New research by Sanaria, supported by the Bill & Melinda Gates Foundation, has identified a possible and highly promising vaccine for malaria called PfSPZ that protected 6 out of 7 participants in a clinical trial, providing them with lasting protection for about two months. The vaccine is made by irradiating mosquitoes that have been infected with malaria and then by harvesting sporozoites (the infectious form of its life cycle) from their salivary glands. These weakened, or attenuated, parasites are then used as the basis of the vaccine. When a weakened parasite such as this, is injected into an individual it is unable to make them as sick as it could have normally, meaning that the individual's body 'learns' how to kill malaria without the usual dangers from the disease. Once their body has 'learnt' how to kill malaria parasites, it remembers for a long period of time. This means that if the vaccinated person is bitten by an infected mosquito, their body will be able to mount a much more effective immune response in a shorter period of time and they will not become as ill as they otherwise would have, meaning that they are much more likely to survive the disease.
|A researcher harvesting sporozoites from an irradiated mosquito's salivary glands.|
Despite showing great promise at clinical trials, this vaccine has one major and unfortunate limitation.
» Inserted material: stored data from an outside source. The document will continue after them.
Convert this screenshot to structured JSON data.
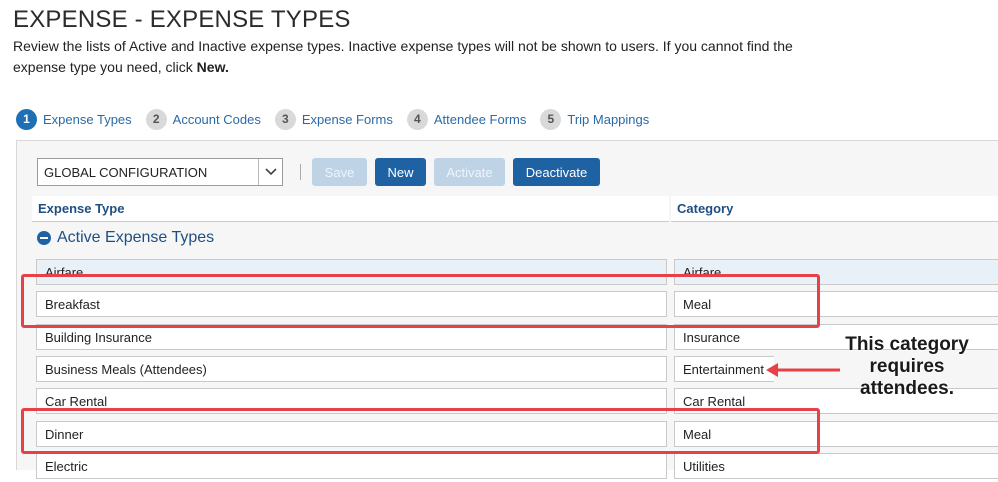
{
  "page": {
    "title": "EXPENSE - EXPENSE TYPES",
    "intro_text": "Review the lists of Active and Inactive expense types. Inactive expense types will not be shown to users. If you cannot find the expense type you need, click ",
    "intro_bold": "New."
  },
  "steps": [
    {
      "num": "1",
      "label": "Expense Types",
      "active": true
    },
    {
      "num": "2",
      "label": "Account Codes",
      "active": false
    },
    {
      "num": "3",
      "label": "Expense Forms",
      "active": false
    },
    {
      "num": "4",
      "label": "Attendee Forms",
      "active": false
    },
    {
      "num": "5",
      "label": "Trip Mappings",
      "active": false
    }
  ],
  "toolbar": {
    "config_select": "GLOBAL CONFIGURATION",
    "save_label": "Save",
    "new_label": "New",
    "activate_label": "Activate",
    "deactivate_label": "Deactivate"
  },
  "table": {
    "col_expense_type": "Expense Type",
    "col_category": "Category",
    "section_label": "Active Expense Types",
    "rows": [
      {
        "type": "Airfare",
        "category": "Airfare"
      },
      {
        "type": "Breakfast",
        "category": "Meal"
      },
      {
        "type": "Building Insurance",
        "category": "Insurance"
      },
      {
        "type": "Business Meals (Attendees)",
        "category": "Entertainment"
      },
      {
        "type": "Car Rental",
        "category": "Car Rental"
      },
      {
        "type": "Dinner",
        "category": "Meal"
      },
      {
        "type": "Electric",
        "category": "Utilities"
      }
    ]
  },
  "annotation": {
    "line1": "This category",
    "line2": "requires",
    "line3": "attendees.",
    "color": "#e64146"
  }
}
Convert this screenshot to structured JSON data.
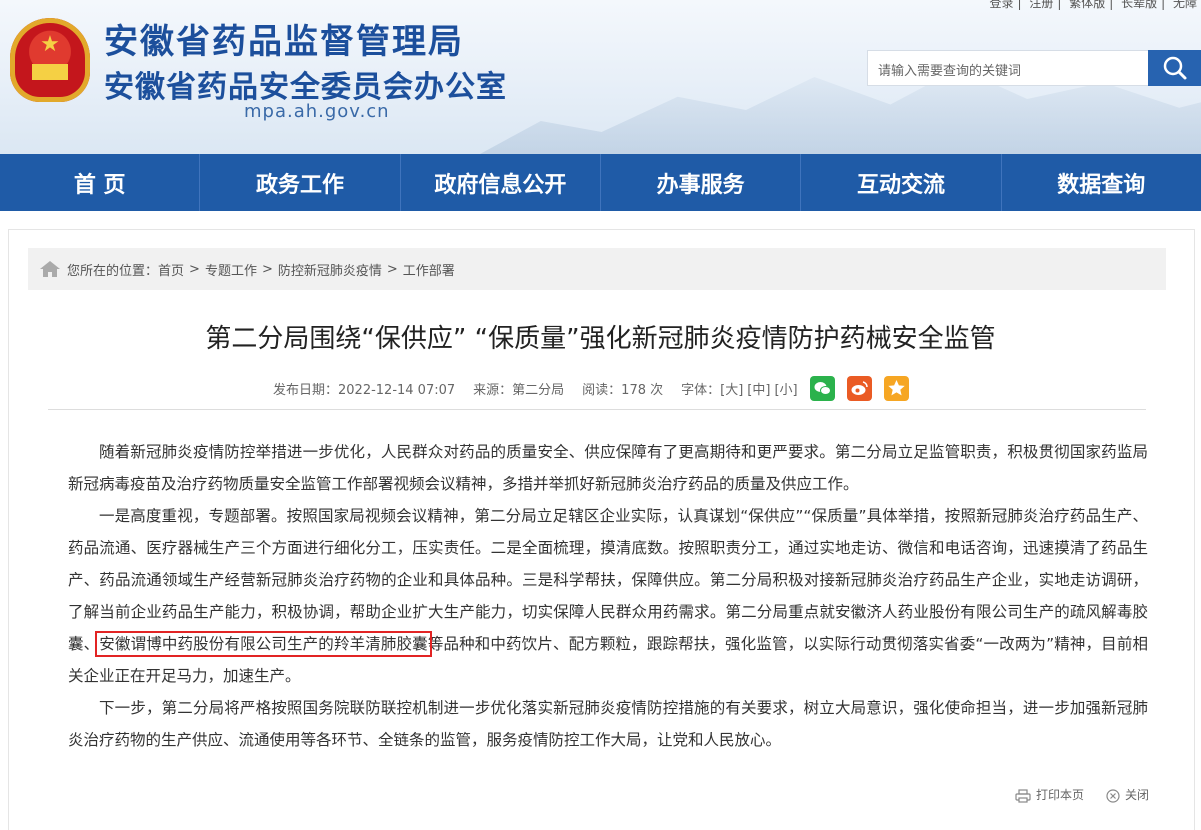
{
  "top_links": [
    "登录",
    "注册",
    "繁体版",
    "长辈版",
    "无障"
  ],
  "header": {
    "title_main": "安徽省药品监督管理局",
    "title_sub": "安徽省药品安全委员会办公室",
    "domain": "mpa.ah.gov.cn"
  },
  "search": {
    "placeholder": "请输入需要查询的关键词"
  },
  "nav": [
    "首 页",
    "政务工作",
    "政府信息公开",
    "办事服务",
    "互动交流",
    "数据查询"
  ],
  "breadcrumb": {
    "prefix": "您所在的位置：",
    "items": [
      "首页",
      "专题工作",
      "防控新冠肺炎疫情",
      "工作部署"
    ],
    "separator": ">"
  },
  "article": {
    "title": "第二分局围绕“保供应” “保质量”强化新冠肺炎疫情防护药械安全监管",
    "meta": {
      "date": "发布日期：2022-12-14 07:07",
      "source": "来源：第二分局",
      "reads": "阅读：178 次",
      "font_label": "字体：",
      "font_large": "[大]",
      "font_medium": "[中]",
      "font_small": "[小]"
    },
    "paragraphs": [
      "随着新冠肺炎疫情防控举措进一步优化，人民群众对药品的质量安全、供应保障有了更高期待和更严要求。第二分局立足监管职责，积极贯彻国家药监局新冠病毒疫苗及治疗药物质量安全监管工作部署视频会议精神，多措并举抓好新冠肺炎治疗药品的质量及供应工作。",
      "一是高度重视，专题部署。按照国家局视频会议精神，第二分局立足辖区企业实际，认真谋划“保供应”“保质量”具体举措，按照新冠肺炎治疗药品生产、药品流通、医疗器械生产三个方面进行细化分工，压实责任。二是全面梳理，摸清底数。按照职责分工，通过实地走访、微信和电话咨询，迅速摸清了药品生产、药品流通领域生产经营新冠肺炎治疗药物的企业和具体品种。三是科学帮扶，保障供应。第二分局积极对接新冠肺炎治疗药品生产企业，实地走访调研，了解当前企业药品生产能力，积极协调，帮助企业扩大生产能力，切实保障人民群众用药需求。第二分局重点就安徽济人药业股份有限公司生产的疏风解毒胶囊、",
      "安徽谓博中药股份有限公司生产的羚羊清肺胶囊",
      "等品种和中药饮片、配方颗粒，跟踪帮扶，强化监管，以实际行动贯彻落实省委“一改两为”精神，目前相关企业正在开足马力，加速生产。",
      "下一步，第二分局将严格按照国务院联防联控机制进一步优化落实新冠肺炎疫情防控措施的有关要求，树立大局意识，强化使命担当，进一步加强新冠肺炎治疗药物的生产供应、流通使用等各环节、全链条的监管，服务疫情防控工作大局，让党和人民放心。"
    ]
  },
  "footer": {
    "print": "打印本页",
    "close": "关闭"
  },
  "colors": {
    "brand_blue": "#1f5ba7",
    "highlight_red": "#e22424",
    "wechat": "#2bb24c",
    "weibo": "#ea5b24",
    "favorite": "#f6a623"
  },
  "icons": [
    "search-icon",
    "home-icon",
    "wechat-icon",
    "weibo-icon",
    "star-icon",
    "printer-icon",
    "close-icon"
  ]
}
Sporozoites are tiny and an infected mosquito usually only carries around 1, 000 of them. Therefore, unless a more efficient method of producing irradiated sporozoites is developed, it is unlikely that the drug will ever become commercially viable as a vaccine for malaria, simply due to the sheer number of mosquitoes that would need to be harvested and the amount of time and effort that this would take. So, despite its potential, PfSPZ may never make it into mass production. Still, the vaccine holds great promise and in a number of years, it may potentially save millions of lives every year.